Cidade ainda possui a maior parte das residências desabitadas e moradores que não pretendem mais voltar para casa
Família Garcia usa a comemoração do Dia dos Pais para celebrar a união que manteve todos juntos durante a enchenteUma das mais representativas datas do ano, o Dia dos Pais é, em todo o país, um momento de união familiar e de confraternização. Em Eldorado do Sul, as dificuldades vividas por quem ainda luta para recomeçar a vida após perder tudo para as enchentes de maio, não são empecilho para que a família Garcia mantenha, na união, um combustível para dar a volta por cima.
Acompanhado das cinco filhas, o marceneiro autônomo, João Salvador de Oliveira Garcia, autônomo, de 58 anos, fez questão de manter a tradição de assar o tradicional churrasco para celebrar o seu dia. Neste ano, a data comemorativa ganhou ainda mais importância, para a família que, mesmo no momento mais difícil já vive, se manteve junta.
Há dois meses, mais de 2,70 metros de água praticamente cobriam até o telhado da moradia, localizada na área Central da cidade. Segundo Garcia, esta união de todos foi fundamental para passar pelas adversidades. “Reunir a família, a gente reúne sempre. Festejar o dia dos pais não é um momento simbólico, é um momento real daquilo que a gente vive sempre. Mesmo na enchente estávamos juntos todos os dias. Quando saímos daqui, fomos para a casa da filha em Bom Retiro (localidade da cidade). Ficamos em 15 pessoas lá”, relembra.
Depois que a água baixou, em cerca de uma semana o marceneiro e a família já retornou à casa, para levantar tudo que havia sido perdido. Depois, foram mais de 15 dias de limpeza para que pudessem voltar a morar. No interior da moradia, praticamente tudo foi perdido. Garcia perdeu, também, móveis já prontos e materiais de trabalho. O mesmo ocorreu com a esposa, Eloísa Barcellos Garcia. Costureira, perdeu desde as linhas até as máquinas que utilizava para confeccionar roupas.
A brevidade com que a família retornou, porém, não se repete na vizinhança. “Muita gente não voltou ainda, outros foram embora e não voltam mais, tem também os que abandonaram a casa. Virou uma situação bem dramática”, resume Garcia.
Na casa para comemorar com o pai, a filha Ketlen destaca que a água nunca havia chegado até a residência. “Em novembro (do ano passado), entrou 50 centímetros. Nas outras enchentes que teve na cidade, este era um lugar que acolhia. Meu pai sempre ajudou a receber e distribuir doações. Nunca imaginamos que isso aconteceria conosco”, conta. “É algo que nunca vimos e que nunca mais queremos ver”, complementa o pai.

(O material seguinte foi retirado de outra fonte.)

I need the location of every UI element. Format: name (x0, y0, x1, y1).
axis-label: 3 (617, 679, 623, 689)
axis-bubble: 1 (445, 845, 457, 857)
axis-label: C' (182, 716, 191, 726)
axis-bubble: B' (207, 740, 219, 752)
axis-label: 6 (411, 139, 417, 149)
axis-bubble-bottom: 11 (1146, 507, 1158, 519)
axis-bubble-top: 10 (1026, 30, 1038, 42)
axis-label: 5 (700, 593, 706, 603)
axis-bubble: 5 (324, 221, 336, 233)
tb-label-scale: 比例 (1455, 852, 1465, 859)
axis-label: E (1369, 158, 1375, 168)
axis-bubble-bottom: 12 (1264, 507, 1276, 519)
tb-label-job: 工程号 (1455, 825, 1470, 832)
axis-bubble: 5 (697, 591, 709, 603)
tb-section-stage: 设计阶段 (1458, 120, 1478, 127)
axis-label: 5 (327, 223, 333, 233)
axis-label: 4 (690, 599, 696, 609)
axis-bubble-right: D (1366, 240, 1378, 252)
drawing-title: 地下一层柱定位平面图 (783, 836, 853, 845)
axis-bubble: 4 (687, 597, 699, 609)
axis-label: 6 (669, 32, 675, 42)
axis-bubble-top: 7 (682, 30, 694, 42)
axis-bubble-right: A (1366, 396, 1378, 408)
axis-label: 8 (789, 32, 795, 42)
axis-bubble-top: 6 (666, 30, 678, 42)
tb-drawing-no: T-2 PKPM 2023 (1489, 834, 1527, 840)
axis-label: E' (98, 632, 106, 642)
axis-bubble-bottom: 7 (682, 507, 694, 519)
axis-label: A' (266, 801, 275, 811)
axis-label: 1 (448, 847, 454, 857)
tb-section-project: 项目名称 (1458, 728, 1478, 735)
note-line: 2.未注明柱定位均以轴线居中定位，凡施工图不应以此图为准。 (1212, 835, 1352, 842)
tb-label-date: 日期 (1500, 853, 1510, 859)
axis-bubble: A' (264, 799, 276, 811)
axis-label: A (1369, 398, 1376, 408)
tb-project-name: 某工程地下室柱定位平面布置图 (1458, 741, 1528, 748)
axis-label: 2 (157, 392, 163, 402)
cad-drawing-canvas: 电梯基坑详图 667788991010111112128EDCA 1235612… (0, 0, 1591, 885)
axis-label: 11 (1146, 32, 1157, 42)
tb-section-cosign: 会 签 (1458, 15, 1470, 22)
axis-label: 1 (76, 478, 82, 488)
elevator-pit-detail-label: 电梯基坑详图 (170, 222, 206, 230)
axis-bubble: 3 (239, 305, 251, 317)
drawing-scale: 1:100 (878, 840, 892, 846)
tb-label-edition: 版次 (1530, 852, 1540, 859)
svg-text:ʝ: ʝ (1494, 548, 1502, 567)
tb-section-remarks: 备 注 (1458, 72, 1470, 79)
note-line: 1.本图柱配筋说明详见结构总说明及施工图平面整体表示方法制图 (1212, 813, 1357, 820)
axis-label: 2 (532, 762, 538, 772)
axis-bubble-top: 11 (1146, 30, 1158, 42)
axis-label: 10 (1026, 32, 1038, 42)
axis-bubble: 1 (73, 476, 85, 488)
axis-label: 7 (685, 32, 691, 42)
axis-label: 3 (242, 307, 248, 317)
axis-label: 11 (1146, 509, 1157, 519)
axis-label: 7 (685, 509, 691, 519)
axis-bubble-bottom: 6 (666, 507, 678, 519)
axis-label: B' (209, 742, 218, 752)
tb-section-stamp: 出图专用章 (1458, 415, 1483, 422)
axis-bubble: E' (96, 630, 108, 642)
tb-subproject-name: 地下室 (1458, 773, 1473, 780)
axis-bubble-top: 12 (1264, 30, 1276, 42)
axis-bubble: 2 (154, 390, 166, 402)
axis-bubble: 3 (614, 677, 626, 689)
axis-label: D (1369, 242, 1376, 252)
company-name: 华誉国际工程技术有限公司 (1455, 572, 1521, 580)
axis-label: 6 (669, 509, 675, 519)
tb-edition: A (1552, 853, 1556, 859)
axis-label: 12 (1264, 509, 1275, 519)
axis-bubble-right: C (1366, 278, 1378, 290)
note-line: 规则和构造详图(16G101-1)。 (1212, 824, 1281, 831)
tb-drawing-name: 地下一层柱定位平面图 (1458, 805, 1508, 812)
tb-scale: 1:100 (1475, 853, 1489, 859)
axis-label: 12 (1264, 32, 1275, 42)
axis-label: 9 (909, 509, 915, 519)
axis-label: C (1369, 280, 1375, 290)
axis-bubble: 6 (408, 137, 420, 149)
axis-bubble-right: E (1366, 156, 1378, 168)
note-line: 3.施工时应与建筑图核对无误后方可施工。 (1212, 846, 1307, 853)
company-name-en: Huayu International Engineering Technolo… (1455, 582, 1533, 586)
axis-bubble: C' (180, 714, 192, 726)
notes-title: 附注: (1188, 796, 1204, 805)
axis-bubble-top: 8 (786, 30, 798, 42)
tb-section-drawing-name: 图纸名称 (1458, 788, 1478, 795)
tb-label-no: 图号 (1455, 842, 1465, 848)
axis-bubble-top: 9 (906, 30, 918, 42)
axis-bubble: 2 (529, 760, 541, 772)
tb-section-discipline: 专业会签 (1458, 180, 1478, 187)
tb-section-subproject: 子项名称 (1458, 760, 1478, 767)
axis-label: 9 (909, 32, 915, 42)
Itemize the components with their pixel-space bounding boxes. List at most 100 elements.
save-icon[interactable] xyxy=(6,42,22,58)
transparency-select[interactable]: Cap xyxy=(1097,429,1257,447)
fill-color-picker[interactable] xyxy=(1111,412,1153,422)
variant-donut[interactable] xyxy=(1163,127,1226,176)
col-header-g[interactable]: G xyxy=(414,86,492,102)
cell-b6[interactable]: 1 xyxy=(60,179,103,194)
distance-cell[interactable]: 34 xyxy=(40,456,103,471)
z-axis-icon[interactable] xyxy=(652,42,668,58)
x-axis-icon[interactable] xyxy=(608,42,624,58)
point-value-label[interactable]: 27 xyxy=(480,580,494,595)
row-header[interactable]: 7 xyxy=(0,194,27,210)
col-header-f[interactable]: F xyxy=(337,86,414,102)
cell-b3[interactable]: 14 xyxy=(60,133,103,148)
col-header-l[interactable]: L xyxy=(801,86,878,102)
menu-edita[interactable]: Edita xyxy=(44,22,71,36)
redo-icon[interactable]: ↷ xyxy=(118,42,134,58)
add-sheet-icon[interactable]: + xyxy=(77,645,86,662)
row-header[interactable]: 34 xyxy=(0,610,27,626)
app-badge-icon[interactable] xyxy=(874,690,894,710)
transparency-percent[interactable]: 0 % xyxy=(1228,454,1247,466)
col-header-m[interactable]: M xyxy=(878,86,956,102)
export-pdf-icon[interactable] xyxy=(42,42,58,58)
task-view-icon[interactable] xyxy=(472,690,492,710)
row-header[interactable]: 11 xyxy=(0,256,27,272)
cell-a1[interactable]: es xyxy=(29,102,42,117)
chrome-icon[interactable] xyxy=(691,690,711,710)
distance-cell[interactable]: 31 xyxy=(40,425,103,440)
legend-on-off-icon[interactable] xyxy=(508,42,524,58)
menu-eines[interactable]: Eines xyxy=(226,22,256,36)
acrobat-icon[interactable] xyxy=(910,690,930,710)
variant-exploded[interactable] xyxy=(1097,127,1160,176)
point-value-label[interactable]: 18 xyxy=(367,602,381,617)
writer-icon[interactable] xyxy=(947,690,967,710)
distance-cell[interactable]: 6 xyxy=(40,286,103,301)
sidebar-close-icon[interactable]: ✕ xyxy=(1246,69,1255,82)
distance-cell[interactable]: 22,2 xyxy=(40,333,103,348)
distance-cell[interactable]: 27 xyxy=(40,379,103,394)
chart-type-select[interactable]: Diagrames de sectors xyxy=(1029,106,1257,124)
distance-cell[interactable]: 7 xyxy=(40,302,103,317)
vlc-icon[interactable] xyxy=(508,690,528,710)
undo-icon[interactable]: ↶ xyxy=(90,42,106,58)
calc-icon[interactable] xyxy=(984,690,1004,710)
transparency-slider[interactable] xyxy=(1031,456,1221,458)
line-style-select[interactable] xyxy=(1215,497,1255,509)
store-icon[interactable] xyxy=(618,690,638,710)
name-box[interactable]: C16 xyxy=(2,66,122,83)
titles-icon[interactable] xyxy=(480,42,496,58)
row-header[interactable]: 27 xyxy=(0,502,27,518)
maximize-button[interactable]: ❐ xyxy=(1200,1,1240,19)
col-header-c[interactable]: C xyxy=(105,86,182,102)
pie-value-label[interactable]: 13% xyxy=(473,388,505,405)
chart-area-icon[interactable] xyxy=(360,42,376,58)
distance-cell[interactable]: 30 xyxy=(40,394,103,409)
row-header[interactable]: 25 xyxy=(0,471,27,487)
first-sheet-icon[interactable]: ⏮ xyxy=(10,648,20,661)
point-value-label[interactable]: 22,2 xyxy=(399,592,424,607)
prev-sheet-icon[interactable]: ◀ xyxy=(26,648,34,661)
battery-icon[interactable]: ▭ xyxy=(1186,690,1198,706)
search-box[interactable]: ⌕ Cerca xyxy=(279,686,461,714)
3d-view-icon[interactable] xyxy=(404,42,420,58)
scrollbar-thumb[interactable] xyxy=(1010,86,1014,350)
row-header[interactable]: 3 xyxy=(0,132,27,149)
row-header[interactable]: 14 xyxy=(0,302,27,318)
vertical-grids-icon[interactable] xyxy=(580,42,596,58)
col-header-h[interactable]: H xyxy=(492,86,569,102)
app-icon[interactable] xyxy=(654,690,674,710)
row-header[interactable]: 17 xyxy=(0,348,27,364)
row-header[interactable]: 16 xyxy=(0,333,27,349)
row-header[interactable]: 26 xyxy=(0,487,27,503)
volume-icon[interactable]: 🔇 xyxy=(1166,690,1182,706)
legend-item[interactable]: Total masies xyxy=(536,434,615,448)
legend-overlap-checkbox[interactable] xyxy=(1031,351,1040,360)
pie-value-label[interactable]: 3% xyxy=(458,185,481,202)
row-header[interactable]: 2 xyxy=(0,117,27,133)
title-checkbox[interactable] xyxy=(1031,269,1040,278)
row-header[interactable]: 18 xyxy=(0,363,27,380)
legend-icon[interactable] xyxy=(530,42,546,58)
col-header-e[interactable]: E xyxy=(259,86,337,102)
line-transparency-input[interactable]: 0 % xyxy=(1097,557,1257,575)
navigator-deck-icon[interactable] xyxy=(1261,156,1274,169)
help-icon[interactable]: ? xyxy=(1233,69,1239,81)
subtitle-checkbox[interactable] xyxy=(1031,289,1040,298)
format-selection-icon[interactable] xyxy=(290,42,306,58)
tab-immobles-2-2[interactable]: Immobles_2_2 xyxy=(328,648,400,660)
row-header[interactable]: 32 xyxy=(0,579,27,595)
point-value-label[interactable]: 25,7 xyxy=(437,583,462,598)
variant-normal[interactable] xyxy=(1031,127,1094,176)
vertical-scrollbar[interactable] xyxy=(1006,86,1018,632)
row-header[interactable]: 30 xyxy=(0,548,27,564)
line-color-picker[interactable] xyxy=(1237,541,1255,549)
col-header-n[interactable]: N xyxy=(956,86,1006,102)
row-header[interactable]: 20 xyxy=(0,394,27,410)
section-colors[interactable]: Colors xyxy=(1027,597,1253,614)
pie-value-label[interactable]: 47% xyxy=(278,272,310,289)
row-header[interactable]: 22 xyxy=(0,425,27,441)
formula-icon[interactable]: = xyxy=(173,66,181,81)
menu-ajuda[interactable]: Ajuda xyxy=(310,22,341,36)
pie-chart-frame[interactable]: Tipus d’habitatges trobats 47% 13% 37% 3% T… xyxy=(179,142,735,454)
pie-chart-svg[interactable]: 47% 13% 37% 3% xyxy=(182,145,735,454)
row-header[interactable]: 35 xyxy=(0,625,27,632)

Mesmo com todas as dificuldades vividas, os relatos são feitos com doses de bom humor. “Mesmo quando estávamos fora de casa, sempre rimos e brincamos juntos. Escondido, alguém até pode ter chorado ou lamentado, mas, juntos, sempre mantivemos o bom humor”, ressalta Ketlen.
Na comemoração de Dia dos Pais, o patriarca tomou as rédeas para preparar o almoço de toda a família. “Os genros estão aqui, mas deixaram a churrasqueira comigo”, brinca. Pilchado como um bom assador gaúcho, em prosa, ele declara seu amor por Eldorado. “Amo minha cidade, nunca vi coisa igual. Desde 89 estamos vivendo neste local”.
Casas vazias pela cidade
Mesmo passados mais de dois meses, a situação é dramática por toda a cidade. Na rua Sete de Setembro, no bairro Cidade Verde, há presença de entulhos daqueles moradores que, há pouco, retornaram para suas casas. Há, também, de forma visível, muitas casas que ainda permanecem vazias.
Entre os moradores, a cuidadora Alessandra Pinheiro da Silveira, que praticamente perdeu sua casa em outro bairro da cidade, passou a residir com o marido e três filhos na casa da mãe. Ela também cuida de uma irmã, acamada.
Ela e sua família ficaram dois meses fora de casa e, há cerca de duas semanas, se instalaram na residência com a mãe. “Estamos se ajeitando ainda. Tive que pagar para dar uma limpada, mas nos fundos ainda não conseguimos limpa”, relata. “Também não conseguimos, ainda, todos os móveis.
Só tenho um fogão e uma geladeira, mas cama ainda não. Para dormir, estamos botando o colchão no chão”, completa.
A situação na vizinhança é semelhante. “O pessoal recém está voltando, mas são poucos. A maioria está dizendo que nem vai voltar. Muitas casas estão fechadas e vazias. As pessoas estão comprando casas em outros lugares. Eu também, se tivesse como sair, também iria. Ouvi as conversas de que indenizariam as pessoas, mas é difícil”, conta Alessandra.
Apesar de ter casa própria, a cuidadora conta que não tem como voltar. “Sofreu muitos danos no telhado e paredes estão rachadas. A vistoria aprovou, mas quando chove escorre água pelas paredes. Não tem como morar”, conclui.